The guy went on a lobbying trip to DC and was heard by GOP folks and not dems. So what? That’s all we know. Were dems busy that day? Did he try a different approach when he talked to the right. Anyone can go to DC and be heard or ignored on a lobbying trip.
Also, the content creator of the video was not vetted for sponsorship because they don’t usually do that. They admitted fault and are changing procedures to appropriately vet moving forward. I think their marketing team might even be external. Also, fascists never admit fault or accept accountability.
This sounds like big tech doesn’t want competition. You’ve seen google prevent side loading, and do a ton of shady things at this point. Why not a smear campaign too?
Thus guy might be a raging fascist dickhead for all I know. I’m just pointing out that the supposed evidence falls short and proves nothing.
Concerns I see are that Proton encourages you to import spam from your last account
They were lobbying in the US (there are good reasons to do that though)
They send your gmail notifications that you have new Proton emails along with details of that email if you use your old gmail as a recovery while transitioning - just use a different recovery email
None of those actual concerns have anything to do with far right ideologies.


Citation needed.
Proton did say “we intentionally avoid association with channels whose content could distract from our message and divide our community,” which is the exact opposite of this claim.
This is new information to me, going to look it up and add it to my list.
Also notable are
Nobody made Proton look like this.
Andy publicly supported ONE person in the admin who ended up being ousted anyway for not kowtowing to Trump’s bullshit.
This is nowhere near the same thing as supporting the whole admin.
What you consider “praise” was nothing more than a simple statement of fact:
That is an objectively factual statement. Just because you don’t like it doesn’t mean it’s wrong. The rest of the comment prior to the edit was factual as well.
And if you really want to dig deep - they weren’t wrong about the Dems, either.
The people who run Proton are not based in the US and do not carry US-centric viewpoints. For a large amount of the civilized world, the US’s entire history is nothing more than a footnote. Keep that in mind next time you take major offence to a valid external viewpoint.
Proton is a Swiss company, therefore they are legally obligated to comply with Swiss law. This includes handing over any data requested when legally subpoenaed.
You know you can just link to the actual source instead of one creator’s personal opinion. Proton is very up front about how it operates, it’s spelled out pretty clearly in that document.

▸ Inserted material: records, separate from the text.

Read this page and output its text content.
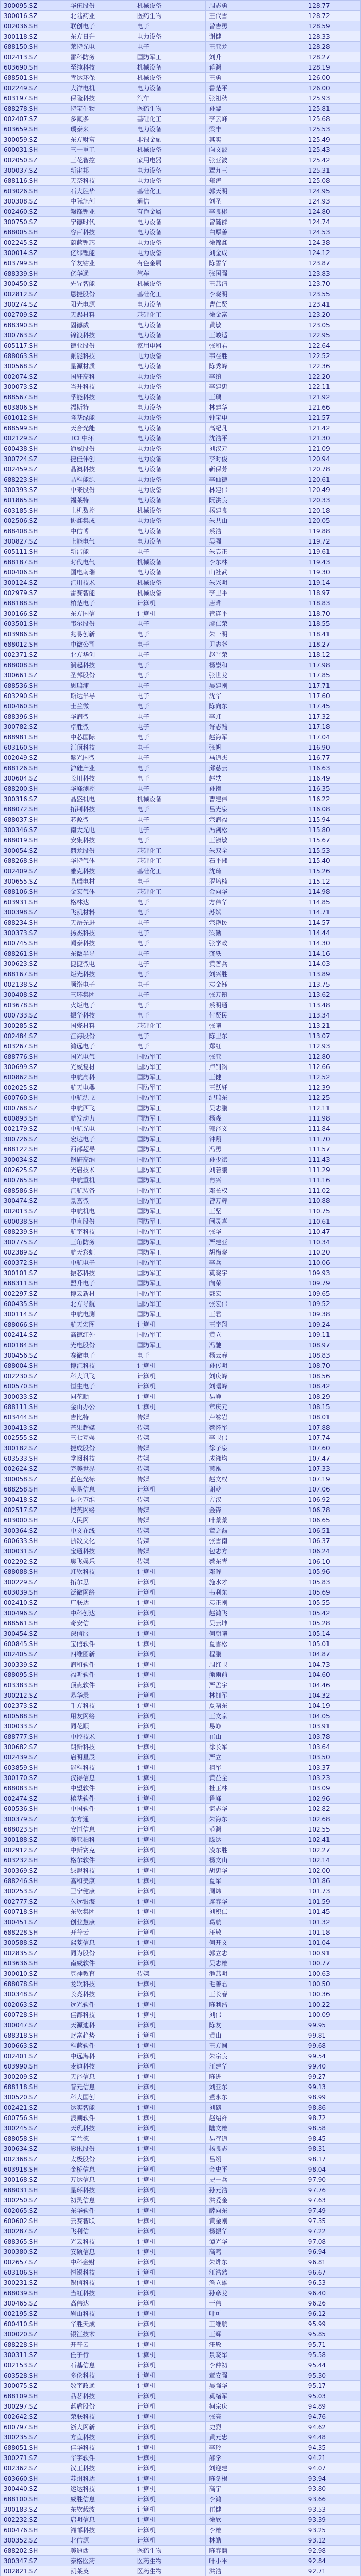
300095.SZ	华伍股份	机械设备	周志勇	128.77
300016.SZ	北陆药业	医药生物	王代雪	128.72
002036.SH	联创电子	电子	曾吉勇	128.59
300118.SZ	东方日升	电力设备	谢健	128.33
688150.SH	莱特光电	电子	王亚龙	128.28
002413.SZ	雷科防务	国防军工	刘升	128.27
603690.SH	至纯科技	机械设备	蒋渊	128.19
688501.SH	青达环保	机械设备	王勇	126.00
002249.SZ	大洋电机	电力设备	鲁楚平	126.00
603197.SH	保隆科技	汽车	张祖秋	125.93
688278.SH	特宝生物	医药生物	孙黎	125.81
002407.SZ	多氟多	基础化工	李云峰	125.68
603659.SH	璞泰来	电力设备	梁丰	125.53
300059.SZ	东方财富	非银金融	其实	125.49
600031.SH	三一重工	机械设备	向文波	125.43
002050.SZ	三花智控	家用电器	张亚波	125.42
300037.SZ	新宙邦	电力设备	覃九三	125.31
688116.SH	天奈科技	电力设备	郑涛	125.08
603026.SH	石大胜华	基础化工	郭天明	124.95
300308.SZ	中际旭创	通信	刘圣	124.93
002460.SZ	赣锋锂业	有色金属	李良彬	124.80
300750.SZ	宁德时代	电力设备	曾毓群	124.74
688005.SH	容百科技	电力设备	白厚善	124.53
002245.SZ	蔚蓝锂芯	电力设备	徐锦鑫	124.38
300014.SZ	亿纬锂能	电力设备	刘金成	124.12
603799.SH	华友钴业	有色金属	陈雪华	123.87
688339.SH	亿华通	汽车	张国强	123.83
300450.SZ	先导智能	机械设备	王燕清	123.70
002812.SZ	恩捷股份	基础化工	李晓明	123.55
300274.SZ	阳光电源	电力设备	曹仁贤	123.41
002709.SZ	天赐材料	基础化工	徐金富	123.20
688390.SH	固德威	电力设备	黄敏	123.05
300763.SZ	锦浪科技	电力设备	王峻适	122.95
605117.SH	德业股份	家用电器	张和君	122.64
688063.SH	派能科技	电力设备	韦在胜	122.52
300568.SZ	星源材质	电力设备	陈秀峰	122.36
002074.SZ	国轩高科	电力设备	李缜	122.20
300073.SZ	当升科技	电力设备	李建忠	122.11
688567.SH	孚能科技	电力设备	王瑀	121.92
603806.SH	福斯特	电力设备	林建华	121.66
601012.SH	隆基绿能	电力设备	钟宝申	121.57
688599.SH	天合光能	电力设备	高纪凡	121.42
002129.SZ	TCL中环	电力设备	沈浩平	121.30
600438.SH	通威股份	电力设备	刘汉元	121.09
300724.SZ	捷佳伟创	电力设备	李时俊	120.94
002459.SZ	晶澳科技	电力设备	靳保芳	120.78
688223.SH	晶科能源	电力设备	李仙德	120.61
300393.SZ	中来股份	电力设备	林建伟	120.49
601865.SH	福莱特	电力设备	阮洪良	120.33
603185.SH	上机数控	机械设备	杨建良	120.18
002506.SZ	协鑫集成	电力设备	朱共山	120.05
688408.SH	中信博	电力设备	蔡浩	119.88
300827.SZ	上能电气	电力设备	吴强	119.72
605111.SH	新洁能	电子	朱袁正	119.61
688187.SH	时代电气	机械设备	李东林	119.43
600406.SH	国电南瑞	电力设备	山社武	119.30
300124.SZ	汇川技术	机械设备	朱兴明	119.14
002979.SZ	雷赛智能	机械设备	李卫平	118.97
688188.SH	柏楚电子	计算机	唐晔	118.83
300166.SZ	东方国信	计算机	管连平	118.70
603501.SH	韦尔股份	电子	虞仁荣	118.55
603986.SH	兆易创新	电子	朱一明	118.41
688012.SH	中微公司	电子	尹志尧	118.27
002371.SZ	北方华创	电子	赵晋荣	118.12
688008.SH	澜起科技	电子	杨崇和	117.98
300661.SZ	圣邦股份	电子	张世龙	117.85
688536.SH	思瑞浦	电子	吴建刚	117.71
603290.SH	斯达半导	电子	沈华	117.60
600460.SH	士兰微	电子	陈向东	117.45
688396.SH	华润微	电子	李虹	117.32
300782.SZ	卓胜微	电子	许志翰	117.18
688981.SH	中芯国际	电子	赵海军	117.04
603160.SH	汇顶科技	电子	张帆	116.90
002049.SZ	紫光国微	电子	马道杰	116.77
688126.SH	沪硅产业	电子	邱慈云	116.63
300604.SZ	长川科技	电子	赵轶	116.49
688200.SH	华峰测控	电子	孙镪	116.35
300316.SZ	晶盛机电	机械设备	曹建伟	116.22
688072.SH	拓荆科技	电子	吕光泉	116.08
688037.SH	芯源微	电子	宗润福	115.94
300346.SZ	南大光电	电子	冯剑松	115.80
688019.SH	安集科技	电子	王淑敏	115.67
300054.SZ	鼎龙股份	基础化工	朱双全	115.53
688268.SH	华特气体	基础化工	石平湘	115.40
002409.SZ	雅克科技	基础化工	沈琦	115.26
300655.SZ	晶瑞电材	电子	罗培楠	115.12
688106.SH	金宏气体	基础化工	金向华	114.98
603931.SH	格林达	电子	方伟华	114.85
300398.SZ	飞凯材料	电子	苏斌	114.71
688234.SH	天岳先进	电子	宗艳民	114.57
300373.SZ	扬杰科技	电子	梁勤	114.44
600745.SH	闻泰科技	电子	张学政	114.30
688261.SH	东微半导	电子	龚轶	114.16
300623.SZ	捷捷微电	电子	黄善兵	114.03
688167.SH	炬光科技	电子	刘兴胜	113.89
002138.SZ	顺络电子	电子	袁金钰	113.75
300408.SZ	三环集团	电子	张万镇	113.62
603678.SH	火炬电子	电子	蔡明通	113.48
000733.SZ	振华科技	电子	付贤民	113.34
300285.SZ	国瓷材料	基础化工	张曦	113.21
002484.SZ	江海股份	电子	陈卫东	113.07
603267.SH	鸿远电子	电子	郑红	112.93
688776.SH	国光电气	国防军工	张亚	112.80
300699.SZ	光威复材	国防军工	卢钊钧	112.66
600862.SH	中航高科	国防军工	王健	112.52
002025.SZ	航天电器	国防军工	王跃轩	112.39
600760.SH	中航沈飞	国防军工	纪瑞东	112.25
000768.SZ	中航西飞	国防军工	吴志鹏	112.11
600893.SH	航发动力	国防军工	杨森	111.98
002179.SZ	中航光电	国防军工	郭泽义	111.84
300726.SZ	宏达电子	国防军工	钟翔	111.70
688122.SH	西部超导	国防军工	冯勇	111.57
300034.SZ	钢研高纳	国防军工	孙少斌	111.43
002625.SZ	光启技术	国防军工	刘若鹏	111.29
600765.SH	中航重机	国防军工	冉兴	111.16
688586.SH	江航装备	国防军工	邓长权	111.02
300474.SZ	景嘉微	国防军工	曾万辉	110.88
002013.SZ	中航机电	国防军工	王坚	110.75
600038.SH	中直股份	国防军工	闫灵喜	110.61
688239.SH	航宇科技	国防军工	张华	110.47
300775.SZ	三角防务	国防军工	严建亚	110.34
002389.SZ	航天彩虹	国防军工	胡梅晓	110.20
600372.SH	中航电子	国防军工	李兵	110.06
300101.SZ	振芯科技	国防军工	莫晓宇	109.93
688311.SH	盟升电子	国防军工	向荣	109.79
002297.SZ	博云新材	国防军工	戴宏	109.65
600435.SH	北方导航	国防军工	张宏伟	109.52
300114.SZ	中航电测	国防军工	王君	109.38
688066.SH	航天宏图	计算机	王宇翔	109.24
002414.SZ	高德红外	国防军工	黄立	109.11
600184.SH	光电股份	国防军工	冯驰	108.97
300456.SZ	赛微电子	电子	杨云春	108.83
688004.SH	博汇科技	计算机	孙传明	108.70
002230.SZ	科大讯飞	计算机	刘庆峰	108.56
600570.SH	恒生电子	计算机	刘曙峰	108.42
300033.SZ	同花顺	计算机	易峥	108.29
688111.SH	金山办公	计算机	章庆元	108.15
603444.SH	吉比特	传媒	卢竑岩	108.01
300413.SZ	芒果超媒	传媒	蔡怀军	107.88
002555.SZ	三七互娱	传媒	李卫伟	107.74
300182.SZ	捷成股份	传媒	徐子泉	107.60
603533.SH	掌阅科技	传媒	成湘均	107.47
002624.SZ	完美世界	传媒	萧泓	107.33
300058.SZ	蓝色光标	传媒	赵文权	107.19
688258.SH	卓易信息	计算机	谢乾	107.06
300418.SZ	昆仑万维	传媒	方汉	106.92
002517.SZ	恺英网络	传媒	金锋	106.78
603000.SH	人民网	传媒	叶蓁蓁	106.65
300364.SZ	中文在线	传媒	童之磊	106.51
600633.SH	浙数文化	传媒	张雪南	106.37
300031.SZ	宝通科技	传媒	包志方	106.24
002292.SZ	奥飞娱乐	传媒	蔡东青	106.10
688088.SH	虹软科技	计算机	邓晖	105.96
300229.SZ	拓尔思	计算机	施水才	105.83
603039.SH	泛微网络	计算机	韦利东	105.69
002410.SZ	广联达	计算机	袁正刚	105.55
300496.SZ	中科创达	计算机	赵鸿飞	105.42
688561.SH	奇安信	计算机	吴云坤	105.28
300454.SZ	深信服	计算机	何朝曦	105.14
600845.SH	宝信软件	计算机	夏雪松	105.01
002405.SZ	四维图新	计算机	程鹏	104.87
300339.SZ	润和软件	计算机	周红卫	104.73
688095.SH	福昕软件	计算机	熊雨前	104.60
603383.SH	顶点软件	计算机	严孟宇	104.46
300212.SZ	易华录	计算机	林拥军	104.32
002373.SZ	千方科技	计算机	夏曙东	104.19
600588.SH	用友网络	计算机	王文京	104.05
300033.SZ	同花顺	计算机	易峥	103.91
688777.SH	中控技术	计算机	崔山	103.78
300682.SZ	朗新科技	计算机	徐长军	103.64
002439.SZ	启明星辰	计算机	严立	103.50
603859.SH	能科科技	计算机	祖军	103.37
300170.SZ	汉得信息	计算机	黄益全	103.23
688083.SH	中望软件	计算机	杜玉林	103.09
002474.SZ	榕基软件	计算机	鲁峰	102.96
600536.SH	中国软件	计算机	谌志华	102.82
300379.SZ	东方通	计算机	朱海东	102.68
688023.SH	安恒信息	计算机	范渊	102.55
300188.SZ	美亚柏科	计算机	滕达	102.41
002912.SZ	中新赛克	计算机	凌东胜	102.27
603232.SH	格尔软件	计算机	杨文山	102.14
300369.SZ	绿盟科技	计算机	胡忠华	102.00
688246.SH	嘉和美康	计算机	夏军	101.86
300253.SZ	卫宁健康	计算机	周炜	101.73
002777.SZ	久远银海	计算机	连春华	101.59
600718.SH	东软集团	计算机	刘积仁	101.45
300451.SZ	创业慧康	计算机	葛航	101.32
688228.SH	开普云	计算机	汪敏	101.18
300588.SZ	熙菱信息	计算机	何开文	101.04
002835.SZ	同为股份	计算机	郭立志	100.91
603636.SH	南威软件	计算机	吴志雄	100.77
300010.SZ	豆神教育	传媒	池燕明	100.63
688078.SH	龙软科技	计算机	毛善君	100.50
300348.SZ	长亮科技	计算机	王长春	100.36
002063.SZ	远光软件	计算机	陈利浩	100.22
600728.SH	佳都科技	计算机	刘伟	100.09
300047.SZ	天源迪科	计算机	陈友	99.95
688318.SH	财富趋势	计算机	黄山	99.81
300663.SZ	科蓝软件	计算机	王方圆	99.68
002401.SZ	中远海科	计算机	朱宗良	99.54
603990.SH	麦迪科技	计算机	汪建华	99.40
300209.SZ	天泽信息	计算机	陈进	99.27
688118.SH	普元信息	计算机	刘亚东	99.13
300520.SZ	科大国创	计算机	董永东	98.99
002421.SZ	达实智能	计算机	刘磅	98.86
600756.SH	浪潮软件	计算机	赵绍祥	98.72
300245.SZ	天玑科技	计算机	陆文雄	98.58
688058.SH	宝兰德	计算机	易存道	98.45
300634.SZ	彩讯股份	计算机	杨良志	98.31
002368.SZ	太极股份	计算机	吕翊	98.17
603918.SH	金桥信息	计算机	金史平	98.04
300168.SZ	万达信息	计算机	史一兵	97.90
688031.SH	星环科技	计算机	孙元浩	97.76
300250.SZ	初灵信息	计算机	洪爱金	97.63
002065.SZ	东华软件	计算机	薛向东	97.49
600602.SH	云赛智联	计算机	黄金刚	97.35
300287.SZ	飞利信	计算机	杨振华	97.22
688365.SH	光云科技	计算机	谭光华	97.08
300380.SZ	安硕信息	计算机	高鸣	96.94
002657.SZ	中科金财	计算机	朱烨东	96.81
603106.SH	恒银科技	计算机	江浩然	96.67
300231.SZ	银信科技	计算机	詹立雄	96.53
688039.SH	当虹科技	计算机	孙彦龙	96.40
300465.SZ	高伟达	计算机	于伟	96.26
002195.SZ	岩山科技	计算机	叶可	96.12
600410.SH	华胜天成	计算机	王维航	95.99
300020.SZ	银江技术	计算机	王辉	95.85
688228.SH	开普云	计算机	汪敏	95.71
300311.SZ	任子行	计算机	景晓军	95.58
002153.SZ	石基信息	计算机	李仲初	95.44
603528.SH	多伦科技	计算机	章安强	95.30
300075.SZ	数字政通	计算机	吴强华	95.17
688109.SH	品茗科技	计算机	莫绪军	95.03
300297.SZ	蓝盾股份	计算机	柯宗庆	94.89
002642.SZ	荣联科技	计算机	张亮	94.76
600797.SH	浙大网新	计算机	史烈	94.62
300235.SZ	方直科技	计算机	黄元忠	94.48
688051.SH	佳华科技	计算机	李玲	94.35
300271.SZ	华宇软件	计算机	邵学	94.21
002362.SZ	汉王科技	计算机	刘迎建	94.07
603660.SH	苏州科达	计算机	陈冬根	93.94
300440.SZ	运达科技	计算机	高宁	93.80
688100.SH	威胜信息	计算机	李鸿	93.66
300183.SZ	东软载波	计算机	崔健	93.53
002232.SZ	启明信息	计算机	徐欣	93.39
600476.SH	湘邮科技	计算机	李雄	93.25
300352.SZ	北信源	计算机	林皓	93.12
688202.SH	美迪西	医药生物	陈春麟	92.98
300347.SZ	泰格医药	医药生物	叶小平	92.84
002821.SZ	凯莱英	医药生物	洪浩	92.71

These cases are mostly because of legal limitations and user anonymity hygiene. One was about the person using their personally identifiable email as their recovery email, which is something Proton has to retain (for recovery purpses obvs) and is something they have to handover if the laws of the country they operate in allow the government to ask for it. The other was the person using a personally identifiable payment method, although I’m not familiar with Proton’s policies on retaining that data.
There is no circumstance under which Proton should have kept this data, assuming the account was old enough. Sure, you can say “credit” but I can just as well say that if Proton sells its business on the idea of keeping data secure or at as-low risk as possible, then they should offer lifetime / one-time payment options so that the payment information would have expired already or at least would not be renewed forever.
And don’t tell me that doesn’t exist. I’m a user of SDF. They offer such plan.
If Proton has legal limitations, they have a responsibility to disclose them. Instead, they promise Swiss law, and they themselves, will protect users.
https://protonvpn.com/features/swiss-based
https://proton.me/
https://proton.me/
And Proton doesn’t need to store recovery email addresses unencrypted: they could hash them. Or at least warn about the danger of providing one.
also let’s not pretend the recovery email is for the user - it’s for proton to ensure they don’t register spammers that can get their domain blocklisted
None of those are mutually exclusive from having to comply with the federal side of Swiss law. They are correct in that Swiss privacy laws are far better than that of the US. But any company operating in any locale is legally obligated to comply with the local laws.
That shouldn’t matter when you take a look at technical merit.
In some cases, but not that I can see in this case - maybe you have a specific example of what and why, compared to other similar privacy-centric services?
Especially because for a majority of its services, specifically regarding Mail, but also VPN and AI, privacy through Proton requires unprovable trust because Proton always gets to look at your data (respectively: most email contents, the same data as your ISP, and your AI chats).